New Zealand: Housing affordability not a single number

“Housing affordability not a single number,” says Wellington City Councillor

Wellington City Councillor and Housing Portfolio leader Brian Dawson says a single number for housing affordability is not the right approach.

A media report today stated $650,000 as the figure for what makes a house “affordable” in Auckland city.

Cr Dawson says: “I think the problem is people are confusing affordable with ‘cheaper than average’. A $50 steak might be considered cheap if everywhere else is charging $75, but it doesn’t make it any more affordable for someone whose budget is maxed out at $30”.

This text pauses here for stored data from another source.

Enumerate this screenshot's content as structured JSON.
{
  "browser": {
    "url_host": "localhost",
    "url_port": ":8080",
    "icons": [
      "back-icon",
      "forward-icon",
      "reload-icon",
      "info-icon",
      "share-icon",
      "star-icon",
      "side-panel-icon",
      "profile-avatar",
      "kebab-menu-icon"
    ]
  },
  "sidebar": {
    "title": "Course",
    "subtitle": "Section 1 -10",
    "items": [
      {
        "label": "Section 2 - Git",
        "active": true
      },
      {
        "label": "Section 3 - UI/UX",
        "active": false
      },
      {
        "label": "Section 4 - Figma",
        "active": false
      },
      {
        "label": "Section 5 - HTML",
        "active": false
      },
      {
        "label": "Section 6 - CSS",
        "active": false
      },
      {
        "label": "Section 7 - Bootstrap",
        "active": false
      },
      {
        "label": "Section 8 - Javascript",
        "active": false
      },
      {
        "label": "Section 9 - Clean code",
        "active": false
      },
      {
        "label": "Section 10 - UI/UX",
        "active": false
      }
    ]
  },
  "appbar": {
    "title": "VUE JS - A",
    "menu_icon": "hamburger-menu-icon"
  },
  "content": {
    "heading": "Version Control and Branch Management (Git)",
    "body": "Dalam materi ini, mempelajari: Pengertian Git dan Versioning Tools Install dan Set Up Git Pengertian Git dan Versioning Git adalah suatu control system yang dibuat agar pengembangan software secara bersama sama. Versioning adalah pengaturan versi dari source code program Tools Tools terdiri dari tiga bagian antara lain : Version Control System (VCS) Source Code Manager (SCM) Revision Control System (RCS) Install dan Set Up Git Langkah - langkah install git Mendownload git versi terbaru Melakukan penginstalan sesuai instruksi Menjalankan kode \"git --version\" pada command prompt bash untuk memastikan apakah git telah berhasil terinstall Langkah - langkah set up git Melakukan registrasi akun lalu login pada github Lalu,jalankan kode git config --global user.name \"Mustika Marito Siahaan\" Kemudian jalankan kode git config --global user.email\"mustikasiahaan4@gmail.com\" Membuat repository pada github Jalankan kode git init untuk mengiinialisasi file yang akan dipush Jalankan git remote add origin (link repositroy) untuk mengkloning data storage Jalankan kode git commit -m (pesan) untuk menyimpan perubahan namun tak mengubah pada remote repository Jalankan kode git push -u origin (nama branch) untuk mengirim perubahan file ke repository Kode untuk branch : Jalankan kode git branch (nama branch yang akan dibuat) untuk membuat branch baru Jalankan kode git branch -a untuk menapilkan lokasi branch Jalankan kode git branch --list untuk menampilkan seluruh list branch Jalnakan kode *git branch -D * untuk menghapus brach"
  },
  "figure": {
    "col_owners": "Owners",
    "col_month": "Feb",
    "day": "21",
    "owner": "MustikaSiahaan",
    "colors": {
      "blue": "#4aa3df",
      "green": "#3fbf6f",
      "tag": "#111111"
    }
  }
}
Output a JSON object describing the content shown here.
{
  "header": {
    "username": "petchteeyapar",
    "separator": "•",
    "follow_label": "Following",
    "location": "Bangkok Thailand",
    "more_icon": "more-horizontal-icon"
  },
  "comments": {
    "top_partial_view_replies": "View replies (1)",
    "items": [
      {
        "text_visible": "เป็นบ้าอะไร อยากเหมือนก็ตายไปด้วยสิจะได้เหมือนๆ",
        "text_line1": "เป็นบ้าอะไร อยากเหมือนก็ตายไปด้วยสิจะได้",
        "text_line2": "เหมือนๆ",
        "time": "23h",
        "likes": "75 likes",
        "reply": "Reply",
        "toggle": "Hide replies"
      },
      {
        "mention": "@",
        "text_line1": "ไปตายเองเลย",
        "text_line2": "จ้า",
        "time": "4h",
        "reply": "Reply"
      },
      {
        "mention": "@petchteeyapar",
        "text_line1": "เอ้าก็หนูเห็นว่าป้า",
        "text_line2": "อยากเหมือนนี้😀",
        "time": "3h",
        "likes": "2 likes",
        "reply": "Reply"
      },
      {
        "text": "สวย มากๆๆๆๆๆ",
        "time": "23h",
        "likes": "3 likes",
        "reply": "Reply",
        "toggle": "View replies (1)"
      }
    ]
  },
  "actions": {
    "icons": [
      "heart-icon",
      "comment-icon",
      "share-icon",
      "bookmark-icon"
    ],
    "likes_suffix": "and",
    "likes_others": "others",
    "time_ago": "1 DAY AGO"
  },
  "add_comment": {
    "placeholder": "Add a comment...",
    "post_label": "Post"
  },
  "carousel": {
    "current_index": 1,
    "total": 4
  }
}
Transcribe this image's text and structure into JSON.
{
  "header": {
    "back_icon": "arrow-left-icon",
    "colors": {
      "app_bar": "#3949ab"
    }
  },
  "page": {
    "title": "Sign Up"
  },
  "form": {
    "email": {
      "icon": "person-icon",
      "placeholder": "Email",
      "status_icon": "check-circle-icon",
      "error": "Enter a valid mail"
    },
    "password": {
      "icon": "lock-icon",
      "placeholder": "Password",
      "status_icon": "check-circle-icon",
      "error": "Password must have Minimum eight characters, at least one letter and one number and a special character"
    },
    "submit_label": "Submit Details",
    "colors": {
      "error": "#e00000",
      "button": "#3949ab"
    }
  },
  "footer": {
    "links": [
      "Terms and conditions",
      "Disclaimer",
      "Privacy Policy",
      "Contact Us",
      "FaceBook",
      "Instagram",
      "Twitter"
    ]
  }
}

“In Wellington, we’re developing a more nuanced model that starts with the total household income and looks at what they can actually afford given their earnings. That number will be different depending on which population group you are looking at.”

The Wellington Housing Affordability Measure (WHAM) is being developed by Wellington City Council as part of its draft Housing Strategy, which was approved in December 2017.

“The purpose of the WHAM is to understand what housing is affordable to specific population groups. It recognises that affordability varies significantly across different household groups, and helps to answer the question ‘who is this affordable for?‘,” says the Council’s housing development manager, John McDonald.

“Instead of the starting point being what the average home costs, we are starting with what a basket of goods looks like for various groups of people, and what they should be reasonably paying for housing, given their other expenses,” says McDonald.

“This lets us drill down much deeper into addressing actual problems with the city, rather than a single figure.”

Cr Dawson says the wider housing report released today by the Government – A Stocktake of New Zealand’s Housing – adds to the argument that there is a sense of urgency with housing.

“It shows that the whole bottom half of the continuum is a challenge to say the least.”

Wellington Mayor Justin Lester, whose Mayoral Housing Taskforce kicked off the in-depth work on addressing the city’s housing issues, says “all signs point to the solution being supply, supply, supply”.

The Wellington Housing Affordability Measure and wider Housing Strategy will be part of the Council’s upcoming Long Term Plan deliberations.